¿Llovía o no llovía? Mucho viento. Tomó su paraguas y salió. Llovía poco pero llovía. El viento arrastró su paraguas y, como no lo soltó, volaron juntos. Pudo aferrarse a un semáforo, que por suerte estaba en rojo.
Ahora sí llovía mucho y al enderezarse cubrió a una linda muchacha que estaba esperando cruzar aferrada al semáforo, que se puso verde. Bastó una mirada para admitir que la cobijaran del chubasco y otra, la suya, para admirar su belleza mojada –no hay nada más lindo que una muchacha mojada- No hablaron, sólo cruzaron.

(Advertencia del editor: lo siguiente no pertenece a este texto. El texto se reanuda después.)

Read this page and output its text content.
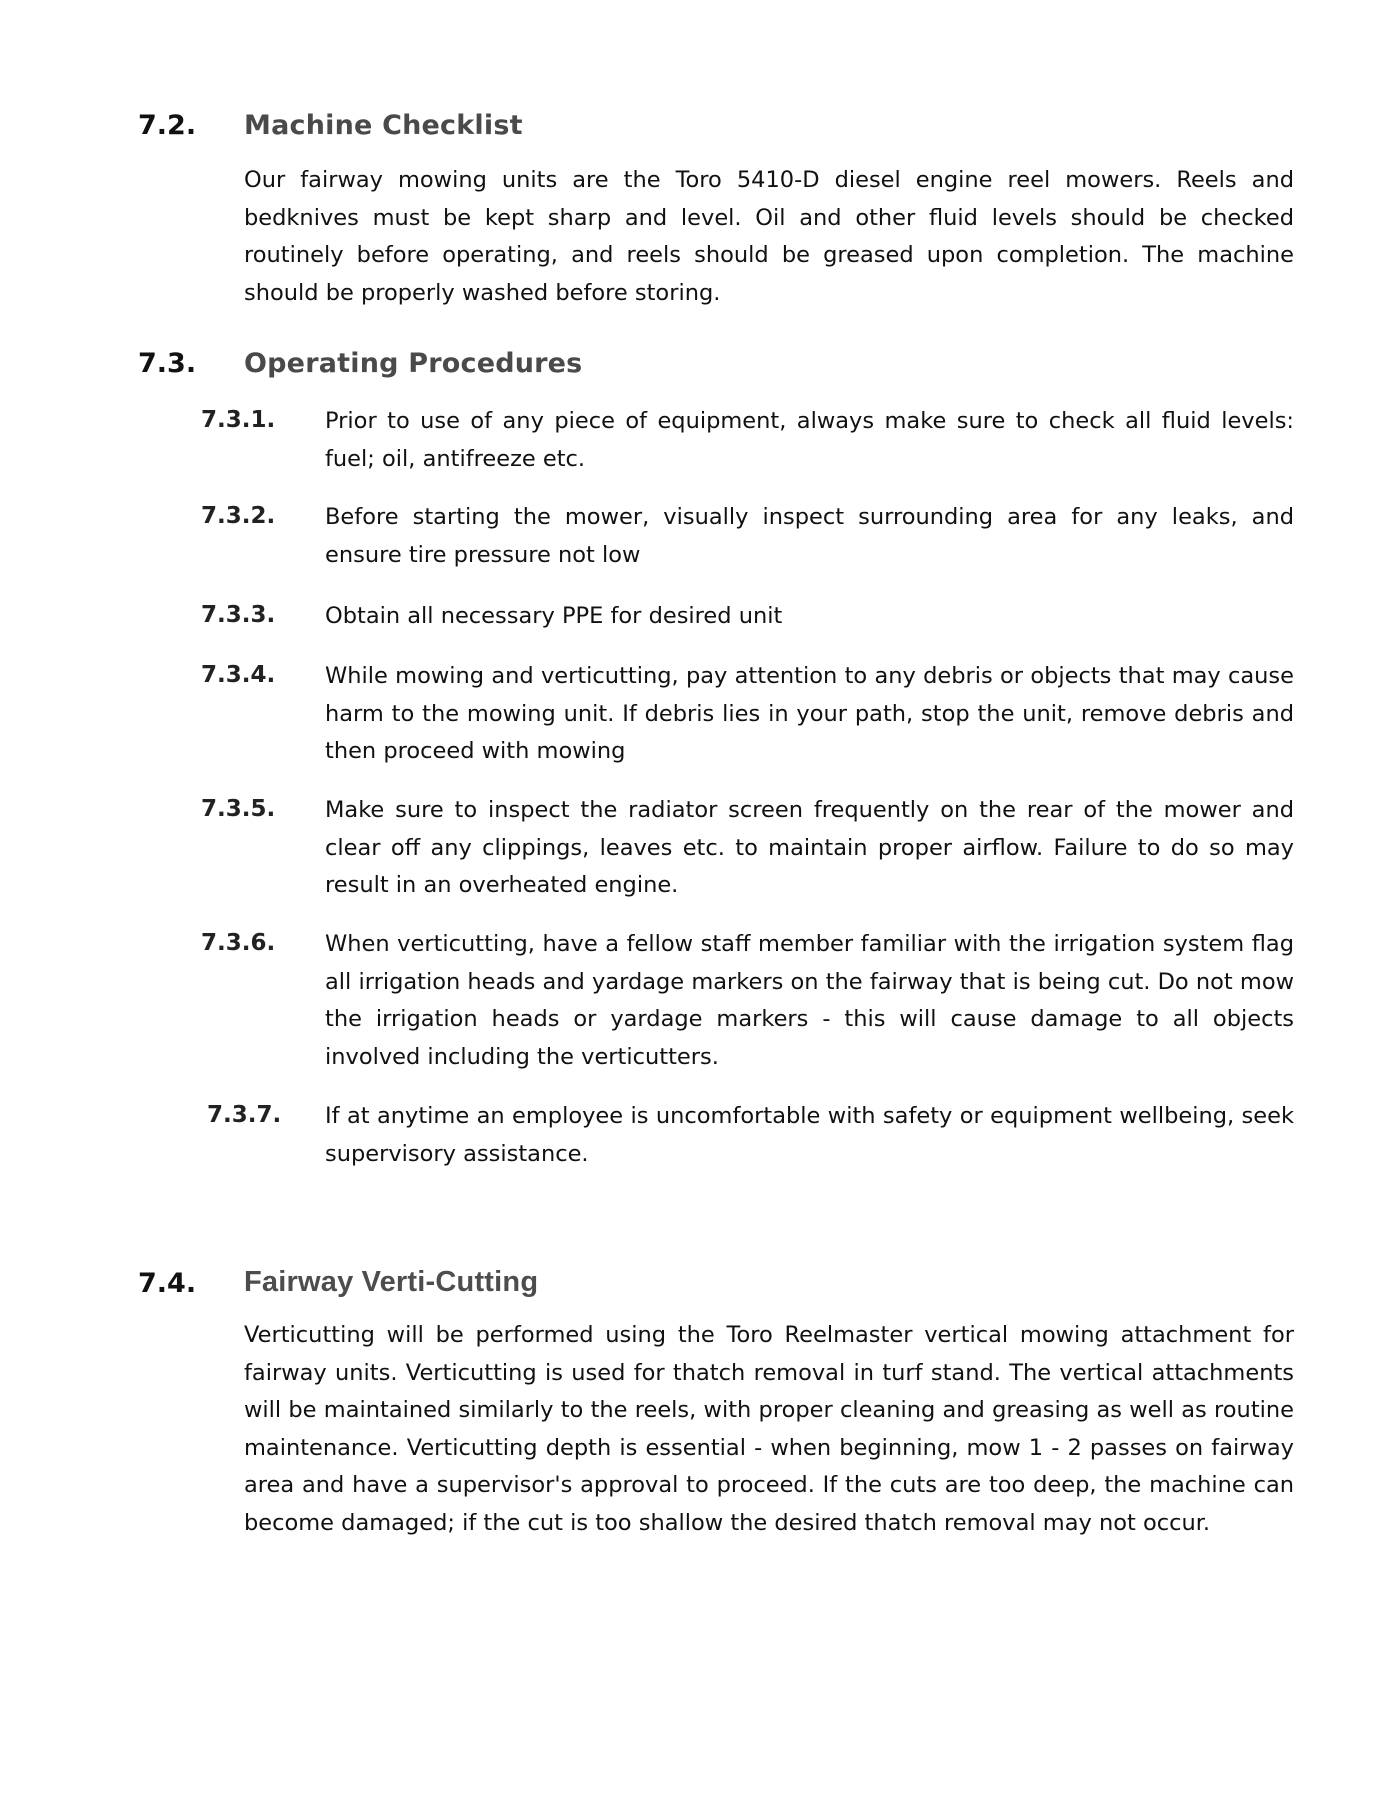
7.2. Machine Checklist
Our fairway mowing units are the Toro 5410-D diesel engine reel mowers. Reels and bedknives must be kept sharp and level. Oil and other fluid levels should be checked routinely before operating, and reels should be greased upon completion. The machine should be properly washed before storing.
7.3. Operating Procedures
7.3.1. Prior to use of any piece of equipment, always make sure to check all fluid levels: fuel; oil, antifreeze etc.
7.3.2. Before starting the mower, visually inspect surrounding area for any leaks, and ensure tire pressure not low
7.3.3. Obtain all necessary PPE for desired unit
7.3.4. While mowing and verticutting, pay attention to any debris or objects that may cause harm to the mowing unit. If debris lies in your path, stop the unit, remove debris and then proceed with mowing
7.3.5. Make sure to inspect the radiator screen frequently on the rear of the mower and clear off any clippings, leaves etc. to maintain proper airflow. Failure to do so may result in an overheated engine.
7.3.6. When verticutting, have a fellow staff member familiar with the irrigation system flag all irrigation heads and yardage markers on the fairway that is being cut. Do not mow the irrigation heads or yardage markers - this will cause damage to all objects involved including the verticutters.
7.3.7. If at anytime an employee is uncomfortable with safety or equipment wellbeing, seek supervisory assistance.
7.4. Fairway Verti-Cutting
Verticutting will be performed using the Toro Reelmaster vertical mowing attachment for fairway units. Verticutting is used for thatch removal in turf stand. The vertical attachments will be maintained similarly to the reels, with proper cleaning and greasing as well as routine maintenance. Verticutting depth is essential - when beginning, mow 1 - 2 passes on fairway area and have a supervisor's approval to proceed. If the cuts are too deep, the machine can become damaged; if the cut is too shallow the desired thatch removal may not occur.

Ella pensó que el dueño del paraguas, aún mojado, no estaba nada mal. Se protegieron bajo el alero de la confitería del que caían chorros ruidosos.
-Qué le parece si entramos y tomamos algo caliente. A ella le gustó la voz y supo que no había otra intención que tomar algo caliente. Le dijo – Si, pero yo pago mi submarino. A él no sólo le gustó la voz, le penetró a través de su mojadura y le entibió su cuerpo más que cualquier submarino.
-Cada uno paga lo que quiera tomar.
Se sentaron y fueron en orden a secarse, en la medida de lo posible.
Ninguno había tenido una reunión inicial tan húmeda.
Cuando comenzaron a conversar se sucedieron las coincidencias y la armonía. Nada sabía uno del otro, aunque ambos supieron que el paraguas era mágico.
Al salir no lo necesitaron, pero él lo guardaba agradecido bajo su brazo y ella lo tocó dos o tres veces, como por casualidad. Ya estaba seco.
Se sucedieron varios encuentros, con lluvia o con sol, con o sin el paraguas.
Se amaron, vivieron juntos, tuvieron un hijo y se casaron con una linda fiesta, en la que el único adorno fue el paraguas que los unió y protegió toda la vida.